Lettre I
Lettre du 26 Juin 1916
Centre hospitalier
Paris
Chere Madeleine,
C'est horrible, cela fait déjà 6 mois que je suis engagé sur le front, et je n'ai pas eu un seul jour de repos, pas un. Je ne tenais plus. Il y a peu un obus à éclaté à moins de 10 mètres de nous, on a perdu 10 Hommes, dont Paul. Le camarade dont je t'ai parlé dans ma dernière lettre.
Quand à moi j'ai été projeté en arrière avec une telle puissance que mon casque est resté coincé dans ce mélange de boue et de déjections qu'on appelle tranchée. Il y est encore. J'ai été transporté en troisième ligne, les médecins étaient là, mais il n'y avait plus de place dans la bergerie qui sert d’infirmerie. Ils m'ont enroulé un bandeau autour de la tête, mais ce n'était rien comparé à ce que j'ai vécu là-bas, en première ligne.
Dans cette bergerie reconvertie il y a des petits bobos et des blessures à vif, des cervelles à moitié arrachées par des projections, des os visibles à travers des plaies béantes d'où jaillit un liquide rouge foncé qui recouvre le sol. Les soldats saignent, agonisent, attendent leur tour à ce qu'ils appellent ''la boucherie'', une salle d'opération de fortune constituée d'une porte comme d'une table et d'outils de boucher comme instruments de torture.
Et il y a l'odeur, les cris, mais je ne vais pas m'y attarder, tout cela je te l'ai déjà décris mille fois dans mes lettres. Et parmi cette boucherie, il y a ce qui m'horripile le plus, des séquelles irréparables, des mâchoires déboîtées ou complètement inexistantes, volatilisées quelque part entre les bouts de chair ennemis et les couchages, tout cela je te l'ai déjà décrit mille fois.
Hier c'était à mon tour de passer à la boucherie, sans anesthésie, c'est comme ça qu'on nous remercie ?
J'ai oublié de te dire, là où je suis les miroirs sont interdits, y'en a qu'on la folie.
Aujourd'hui je suis à Paris, j'ai été transféré dans la nuit, ça ne va pas mieux, ils disent que ça passera, que ça ira mieux. J'ai perdu, je me suis rendu mais je ne suis pas encore mort, ils m'en veulent encore.

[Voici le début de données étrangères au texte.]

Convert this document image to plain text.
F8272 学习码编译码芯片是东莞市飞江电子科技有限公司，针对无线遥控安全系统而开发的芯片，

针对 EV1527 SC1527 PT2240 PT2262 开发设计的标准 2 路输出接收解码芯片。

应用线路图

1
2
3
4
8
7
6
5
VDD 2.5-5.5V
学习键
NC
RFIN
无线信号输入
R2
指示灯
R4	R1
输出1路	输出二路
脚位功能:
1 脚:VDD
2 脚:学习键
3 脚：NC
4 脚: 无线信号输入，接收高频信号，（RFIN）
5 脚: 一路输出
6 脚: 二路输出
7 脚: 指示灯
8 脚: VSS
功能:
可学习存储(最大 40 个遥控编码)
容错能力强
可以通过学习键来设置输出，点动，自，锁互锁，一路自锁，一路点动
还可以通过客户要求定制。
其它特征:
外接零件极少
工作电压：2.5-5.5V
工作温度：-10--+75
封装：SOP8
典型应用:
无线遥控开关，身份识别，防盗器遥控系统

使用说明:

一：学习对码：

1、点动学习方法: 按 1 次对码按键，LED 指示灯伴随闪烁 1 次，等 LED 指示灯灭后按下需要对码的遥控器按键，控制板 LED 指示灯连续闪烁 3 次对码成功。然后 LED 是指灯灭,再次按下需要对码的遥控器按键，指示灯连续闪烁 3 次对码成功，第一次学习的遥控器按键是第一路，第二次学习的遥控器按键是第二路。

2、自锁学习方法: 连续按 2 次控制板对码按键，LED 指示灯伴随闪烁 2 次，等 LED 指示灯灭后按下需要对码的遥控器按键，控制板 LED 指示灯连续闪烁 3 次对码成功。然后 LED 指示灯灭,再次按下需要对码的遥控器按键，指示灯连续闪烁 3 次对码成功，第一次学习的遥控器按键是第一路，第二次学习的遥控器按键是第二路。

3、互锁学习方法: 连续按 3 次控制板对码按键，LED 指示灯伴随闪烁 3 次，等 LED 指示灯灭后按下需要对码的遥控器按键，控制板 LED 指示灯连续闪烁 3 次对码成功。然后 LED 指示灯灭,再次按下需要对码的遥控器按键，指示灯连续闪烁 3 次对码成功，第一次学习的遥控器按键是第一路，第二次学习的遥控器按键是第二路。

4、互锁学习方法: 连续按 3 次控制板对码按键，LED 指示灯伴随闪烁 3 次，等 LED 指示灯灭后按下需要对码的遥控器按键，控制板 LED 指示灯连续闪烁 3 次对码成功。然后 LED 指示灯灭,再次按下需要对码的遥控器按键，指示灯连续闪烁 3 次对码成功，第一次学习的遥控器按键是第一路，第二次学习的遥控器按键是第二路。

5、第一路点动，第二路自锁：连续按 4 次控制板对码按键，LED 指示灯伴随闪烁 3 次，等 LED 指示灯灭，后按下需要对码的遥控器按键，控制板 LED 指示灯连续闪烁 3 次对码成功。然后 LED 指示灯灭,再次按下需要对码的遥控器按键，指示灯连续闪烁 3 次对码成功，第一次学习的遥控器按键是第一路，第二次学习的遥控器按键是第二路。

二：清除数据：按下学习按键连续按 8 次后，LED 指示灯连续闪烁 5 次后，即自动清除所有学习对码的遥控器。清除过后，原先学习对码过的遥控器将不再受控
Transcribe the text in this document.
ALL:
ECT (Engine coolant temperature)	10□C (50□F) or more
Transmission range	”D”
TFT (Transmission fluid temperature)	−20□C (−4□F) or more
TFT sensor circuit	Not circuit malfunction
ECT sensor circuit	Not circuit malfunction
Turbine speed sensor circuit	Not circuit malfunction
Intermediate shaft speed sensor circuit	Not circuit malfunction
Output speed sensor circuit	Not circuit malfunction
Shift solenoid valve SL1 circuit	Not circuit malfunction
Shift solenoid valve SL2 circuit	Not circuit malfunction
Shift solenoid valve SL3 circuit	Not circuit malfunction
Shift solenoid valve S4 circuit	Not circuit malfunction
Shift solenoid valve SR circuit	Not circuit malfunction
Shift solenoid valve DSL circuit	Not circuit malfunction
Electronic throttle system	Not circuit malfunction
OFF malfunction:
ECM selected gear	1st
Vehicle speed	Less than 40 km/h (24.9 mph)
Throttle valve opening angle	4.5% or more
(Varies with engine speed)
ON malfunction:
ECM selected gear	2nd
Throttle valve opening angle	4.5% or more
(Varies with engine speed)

Il est midi, maintenant c'est fini, j'ai croisée mon regard dans un miroir, il est parti sans moi.
J'ai bien changé, ce n'est pas mon reflet, celui du voisin, ce n'est pas mon reflet, celui du ciel bleu azur, il me rappelle ma vie d'avant, le grand air, sans la misère. Aujourd'hui sous la misère et la guerre.
Je suis transformé, ils m'ont enlevé la partie inférieure de la mâchoire, avec un hachoir, je n'est plus de mâchoire ! Mais j'ai mal. Les outils mal désinfectés m'ont affectés, c'est horrible. C'est presque pire que d'être en première ligne. J'ai retrouvé à Paris un camarade, il avait une balle dans la jambe, ça fait un mois qu'il est là. Il est dans ma chambre, il me fait des blagues, ont oublie la guerre, au fait, il s'appelle Albert.
Au fait, qu'est ce que je fais là ?
C'est la guerre
Sous la terre,
La misère,
On s'enterre
Sous les bombes
Dans les catacombes,
Dans les ombres,
Sous les tombes
Sous la terre
Pas de commentaire,
La misère,
Y'a plus d'air
J'en ai marre, ça a trop duré !
J'en ai marre, j'ai trop encaissé !
Avec toutes mes salutations,
Ton frère Edouard.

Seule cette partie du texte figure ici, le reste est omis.